Rescuing a CentOS 8 FreeIPA Cluster
TL;DR - It is very good news that I had a disk snapshot for all three IPA servers from the same day some six months back allowing me to roll back with minimal losses. While I was able to recover the filesystems I was not able to get FreeIPA running again on the damaged systems. Moral of the story: have regular well tested backups for anything that you’d be sad to lose!
Recently my VM cluster has suffered a few…unexpected power outages related to moving into our new house which finally resulted in some disk corruption. Super unfortunately this happened to occur on my FreeIPA servers which I use to run most services in the house. The problem manifested as machines that would get stuck at a message:
Probing EDD (edd=off to disable) ... ok
The machine in question would hang at that point and provide no other output.
Some searching around seemed to indicate that it was an error further along in
the boot process and the message itself was a bit of a red herring. I tried
editing the GRUB configuration to add loglevel=7
and systemd.log_level=debug
but neither gave me any additional information. With that little to go on I took
a disk snapshot in oVirt and resolved to try and fix the problem.
Some more searching suggested that an error at this point could be a corrupted
initramfs and that I should try to use dracut
to rebuild it. Unfortunately,
since that requires a running system I needed to get a copy of CentOS up and
running before I could do anything. I loaded up a CentOS 8 ISO into oVirt and
attached it to one of the broken VMs.

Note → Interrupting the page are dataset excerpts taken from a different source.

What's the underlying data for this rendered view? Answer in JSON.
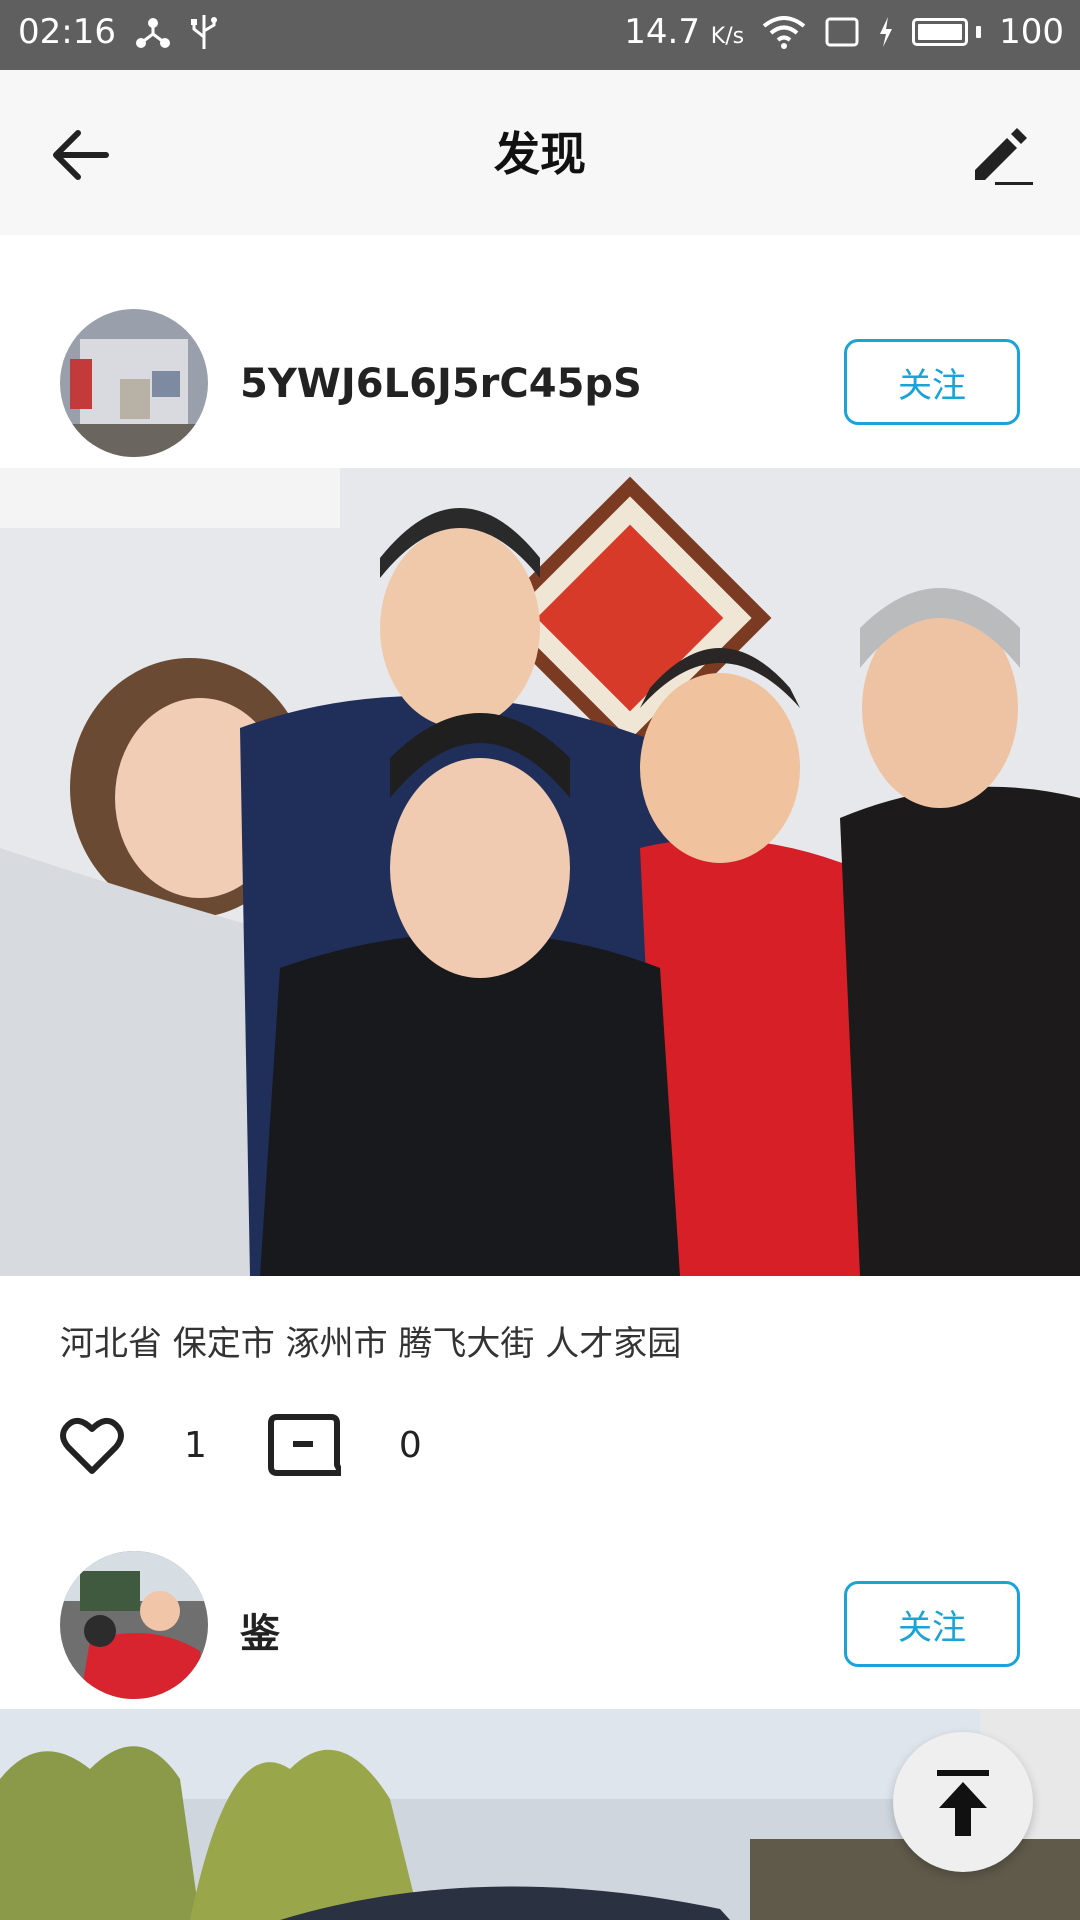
{
  "status_bar": {
    "time": "02:16",
    "network_speed": "14.7",
    "network_unit": "K/s",
    "battery": "100"
  },
  "app_bar": {
    "title": "发现"
  },
  "posts": [
    {
      "username": "5YWJ6L6J5rC45pS",
      "follow_label": "关注",
      "location": "河北省 保定市 涿州市 腾飞大街 人才家园",
      "likes": "1",
      "comments": "0"
    },
    {
      "username": "鉴",
      "follow_label": "关注"
    }
  ],
  "colors": {
    "accent": "#1aa3d8",
    "status_bar": "#5f5f5f",
    "app_bar": "#f7f7f7"
  }
}
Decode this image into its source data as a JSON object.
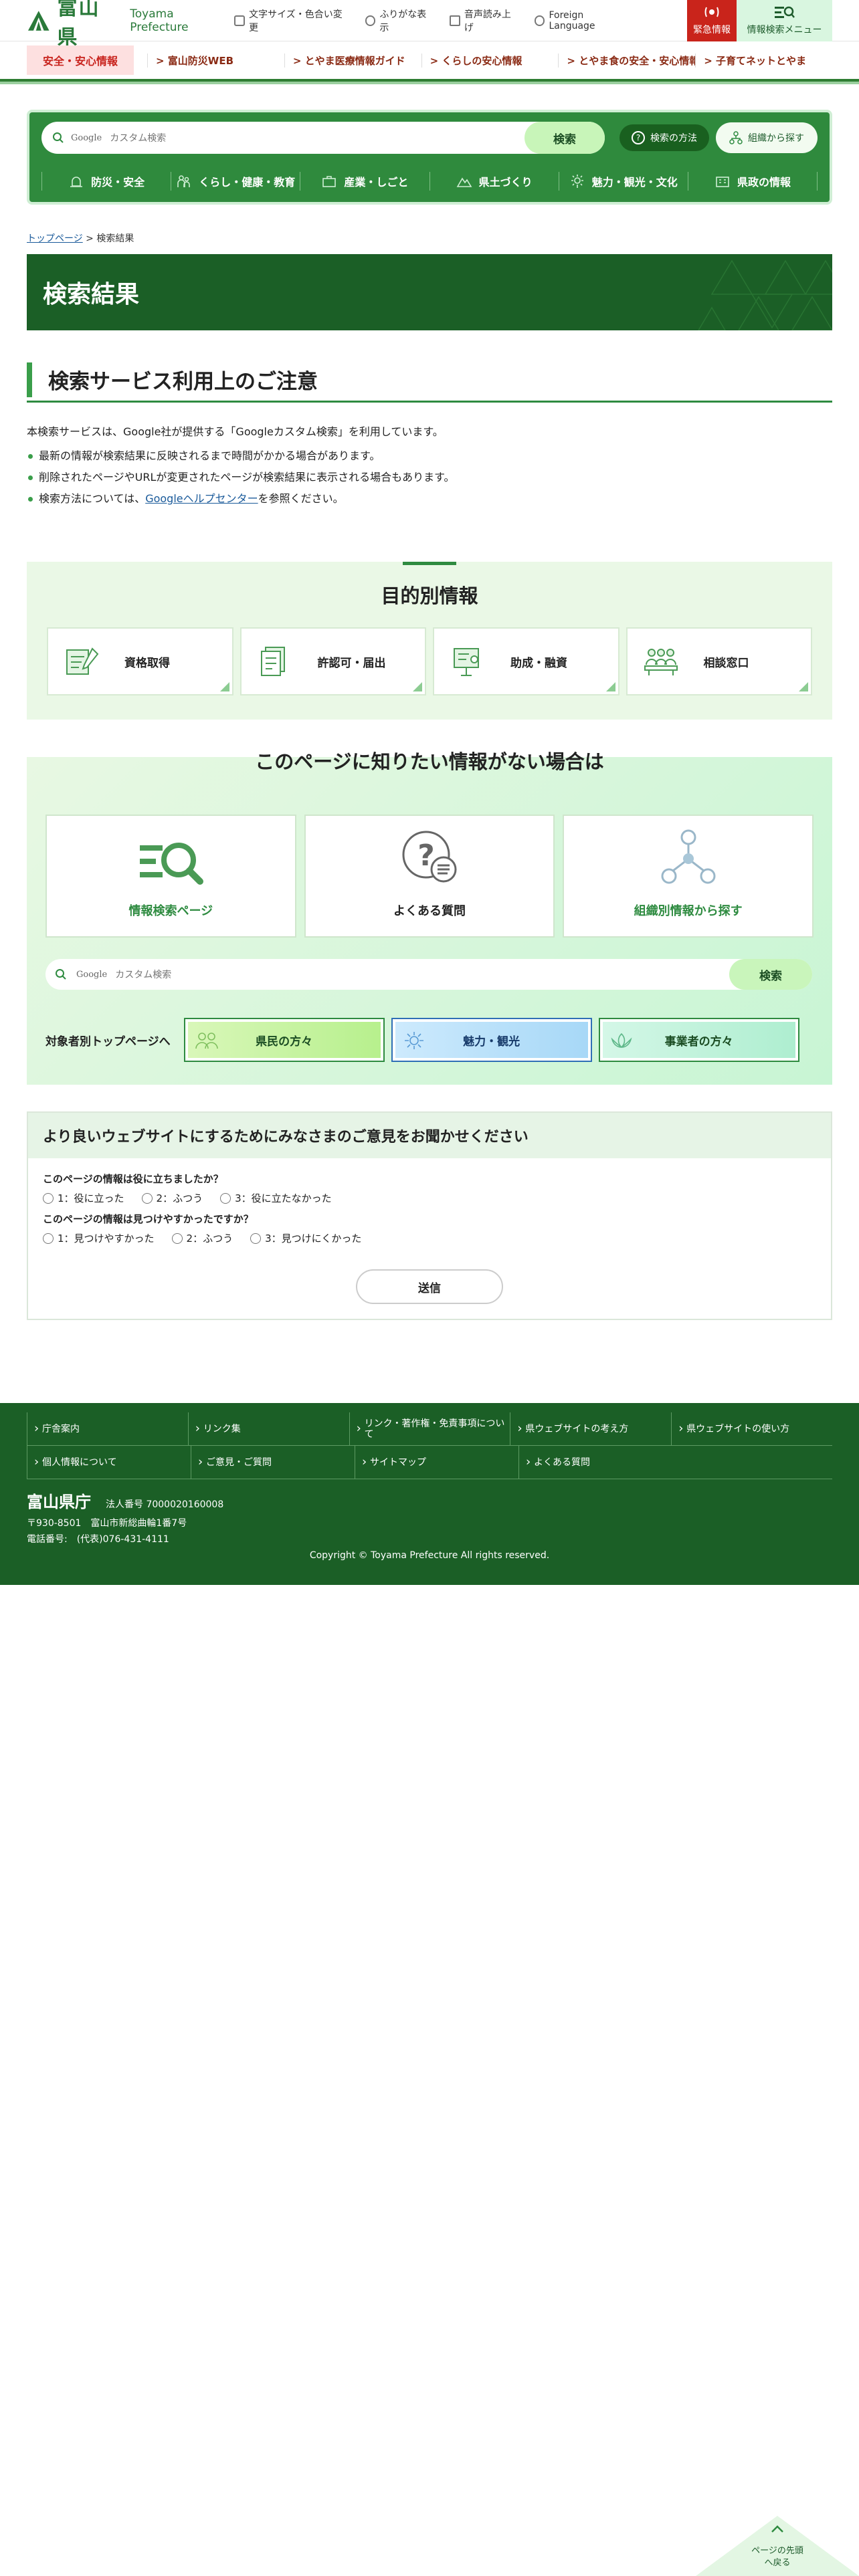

When it started I selected rescue mode
from the CD options and asked it to check for Linux partitions.
On both machines the autodetect failed and I was forced to fall back to manual
detection by poking around /dev
. Pretty quickly I was able to identify
/dev/vda1
as my primary partition and that it was an XFS filesystem by looking
at another similar VM. I tried mounting the device to the mountpoint provided
by the live environment:
mount /dev/vda1 /mnt/sysimage
However I got an error that the mount operation failed because “The structure
needs cleaning.” This seems to be the XFS error for a corrupted filesystem so
I tried xfs_repair /dev/vda1
on both VMs to see if that would help. On one
the command succeeded and reported that the filesystem was fixed while on the
other it reported that there were still journal entries that needed to be
replayed or there might be additional corruption. I tried to mount the volume
again and got the same error so I had to resort to xfs_repair -L /dev/vda1
which ignores the journal entries and just tries to perform the repair anyway.
That did manage to get the repair to finish but I wasn’t sure if the files
would be ok afterwards.
With that done, I decided I would try and patch up the initramfs while I already had the filesystem mounted. To enable Dracut to work properly I needed to perform some additional modifications to get the VM drive and filesystem ready.
cd /
mount -t xfs /dev/vda1 /mnt/sysimage
mount -t proc proc /mnt/sysimage/proc
mount -t sysfs sys /mnt/sysimage/sys
mount -o bind dev /mnt/sysimage/dev
chroot /mnt/sysimage
dracut --regenerate-all -f && grub2-mkconfig -o /boot/grub2/grub.cfg
exit
That took a few minutes to finish but didn’t throw any errors so I decided to try
and boot the machine back up. A few minutes later and success! The machine booted
and I could log in without any issue. However, when poking around at system status
with systemctl status
I saw two failed units on both machines. I ran
systemctl list-units --state=failed
to see what was the matter and saw, tragically,
that it was dirsrv
and ipa
for my home domain. I tried to restart the IPA
service with systemctl restart ipa
but it failed with log messages about internal
database corruption. The only recommendation I could find was to try and reinitialize
the database from the one surviving server and hope for the best.
ipa-replica-manage re-initialize --from ipa.example.com
This initially failed with an inability to look up the servers own hostname with DNS.
I guessed that this was because the IPA servers were configured to use themselves as
DNS servers but since IPA wasn’t running there was no DNS service to reference.
Checking /etc/resolv.conf
I discovered I was correct as the only nameserver listed
was 127.0.0.1
. I modified the DNS nameservers to include the one remaining IPA
server and tried the command again. Again it failed but this time with an inability
to connect to LDAPS on the local host. It is a very strange design choice to make
the only way to recover from database corruption be to already have the service up
and running. It makes the process a catch-22 where you need a stable database on a
machine to recover from an unstable database on the same machine.
The end result was that I had to revert all of the IPA machines to a disk snapshot I had taken of all of them six months ago. Thankfully there was minimal differences between the configuration then and the configuration now so I should be able to replicate everything pretty easily. After reverting I ran updates on all three machines before shutting them down and taking another snapshot as backup and that was that.